If I could meet with both of you in person, I would advise the two of you to slow down, leave the toys in storage, and spend a couple of nights just holding each other, kissing, and giving each other massages. No sex below the waist for at least a week. Once you'd built up a head of steam from arousal that is unsatisfied, I would recommend mutual oral and manual stimulation—again, without the toys. There are plenty of exercises for couples to build their intimacy and communication skills, both verbal and nonverbal. A classic one is for one partner to sit at the head of the bed and hold the other, back to front, so you are both looking in the same direction. The person who is being held is supposed to just relax, breathe deeply, and enjoy getting touched. Some couples buy a massage manual and take turns learning new strokes. There are also some risque board games that are fun for couples to play together. See what is available on the Internet and locally.

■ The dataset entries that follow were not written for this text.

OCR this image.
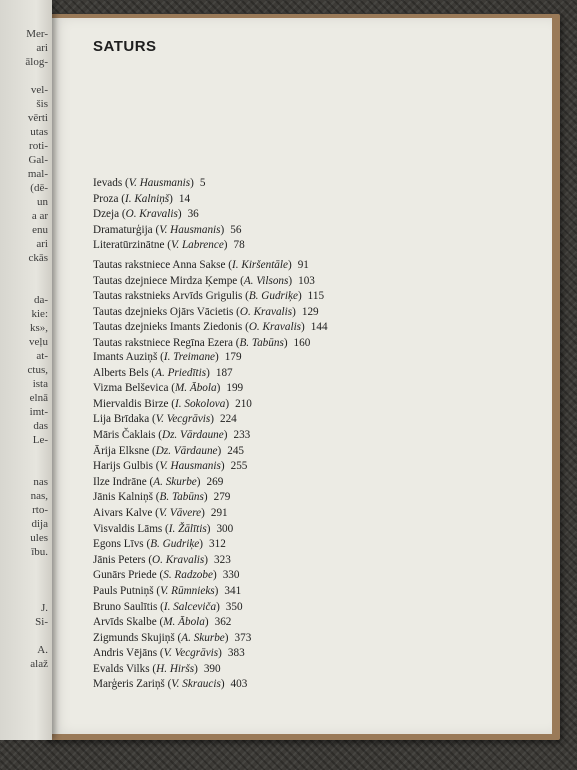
Mer-
ari
ālog-
vel-
šis
vērti
utas
roti-
Gal-
mal-
(dē-
un
a ar
enu
ari
ckās
da-
kie:
ks»,
veļu
at-
ctus,
ista
elnā
imt-
das
Le-
nas
nas,
rto-
dija
ules
ību.
J.
Si-
A.
alaž
SATURS
Ievads (V. Hausmanis) 5
Proza (I. Kalniņš) 14
Dzeja (O. Kravalis) 36
Dramaturģija (V. Hausmanis) 56
Literatūrzinātne (V. Labrence) 78
Tautas rakstniece Anna Sakse (I. Kiršentāle) 91
Tautas dzejniece Mirdza Ķempe (A. Vilsons) 103
Tautas rakstnieks Arvīds Grigulis (B. Gudriķe) 115
Tautas dzejnieks Ojārs Vācietis (O. Kravalis) 129
Tautas dzejnieks Imants Ziedonis (O. Kravalis) 144
Tautas rakstniece Regīna Ezera (B. Tabūns) 160
Imants Auziņš (I. Treimane) 179
Alberts Bels (A. Priedītis) 187
Vizma Belševica (M. Ābola) 199
Miervaldis Birze (I. Sokolova) 210
Lija Brīdaka (V. Vecgrāvis) 224
Māris Čaklais (Dz. Vārdaune) 233
Ārija Elksne (Dz. Vārdaune) 245
Harijs Gulbis (V. Hausmanis) 255
Ilze Indrāne (A. Skurbe) 269
Jānis Kalniņš (B. Tabūns) 279
Aivars Kalve (V. Vāvere) 291
Visvaldis Lāms (I. Žālītis) 300
Egons Līvs (B. Gudriķe) 312
Jānis Peters (O. Kravalis) 323
Gunārs Priede (S. Radzobe) 330
Pauls Putniņš (V. Rūmnieks) 341
Bruno Saulītis (I. Salceviča) 350
Arvīds Skalbe (M. Ābola) 362
Zigmunds Skujiņš (A. Skurbe) 373
Andris Vējāns (V. Vecgrāvis) 383
Evalds Vilks (H. Hiršs) 390
Marģeris Zariņš (V. Skraucis) 403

Ironically enough, good sex often depends on being able to stroke the body without expecting anything to come of it. If there is no pressure to perform, a need to orgasm may suddenly make its presence urgently known. The tension between the two of you could probably be eased quite a bit if sexual activity became less goal-oriented. Perhaps without meaning to, your lover has made you feel that you must come even if the sensations she is providing aren't what you need and want.

Many if not most sex toys are capable of creating intense sensations. Even if a couple is not playing power-exchange games or doing role-playing, it's important to know one another's limits, needs, and preferences. People can be hurt physically or emotionally during vanilla sex, as well as by variant activity. For example, a vibrator may not look like a harmful item, but if it's applied with too much pressure or left in the same spot for too long, it can cause bruises and friction burns. Such play also sends a message to the partner that they are a thing rather than a person. This is what you've been feeling, I believe.

Much as I love sex toys, they can become a crutch. If you aren't really in the mood or feel insecure about your own prowess as a lover, it's easy to avoid eye contact, do as little touching as possible, and get out a few toys. That way, you look like you are being a daring and adventurous bed partner when in fact you are avoiding your lover and being covertly absent or distant. Of course, if the mood is right, the partners share a joint fantasy that includes toys, and they are wielded with consideration and care, these inanimate objects can send both of you on a wonderful trip of bliss.

The bottom line is that when sex is over, you ought to feel better about yourself and your partner rather than worse. It sounds to me like you are losing ground in this relationship, feeling more critical of yourself, making excuses for somebody who is disappointing and hurting you, and blaming yourself for things that are beyond your control (like the way a specific toy feels when it makes contact with your body). (A lover can put you down and objectify you without using sex toys, of course.) I would hate to see this get any worse for you.

It's possible that your lover can't get aroused unless she is using her toys. If that is her primary fetish, negotiation may not work. You may have to decide whether to leave or stay, knowing that the sex is not likely to improve. Don't let the negative opinions of straight people influence you! More than half of all opposite-sex marriages end in divorce. Being a same-sex couple has nothing to do with your chances of achieving a long-term relationship (LTR). An LTR full of alienation and bad sex is not a triumph over homophobia—it's a form of self-torture and punishment.

Share this letter with your partner See how she feels about what I've said. Ask her to agree to a 30-day moratorium on toys. Or tell her that she can't use a toy unless YOU request it. When you assess the future of this relationship, please pay close attention to her reactions. This could be a time when both of you drop your facades, get very honest, and bond with one another while you make a plan for better intimacy. Or voicing your opinion could turn into a crisis that increases the distance. Your strength and self-confidence are already ebbing; don't wait so long that you chicken out.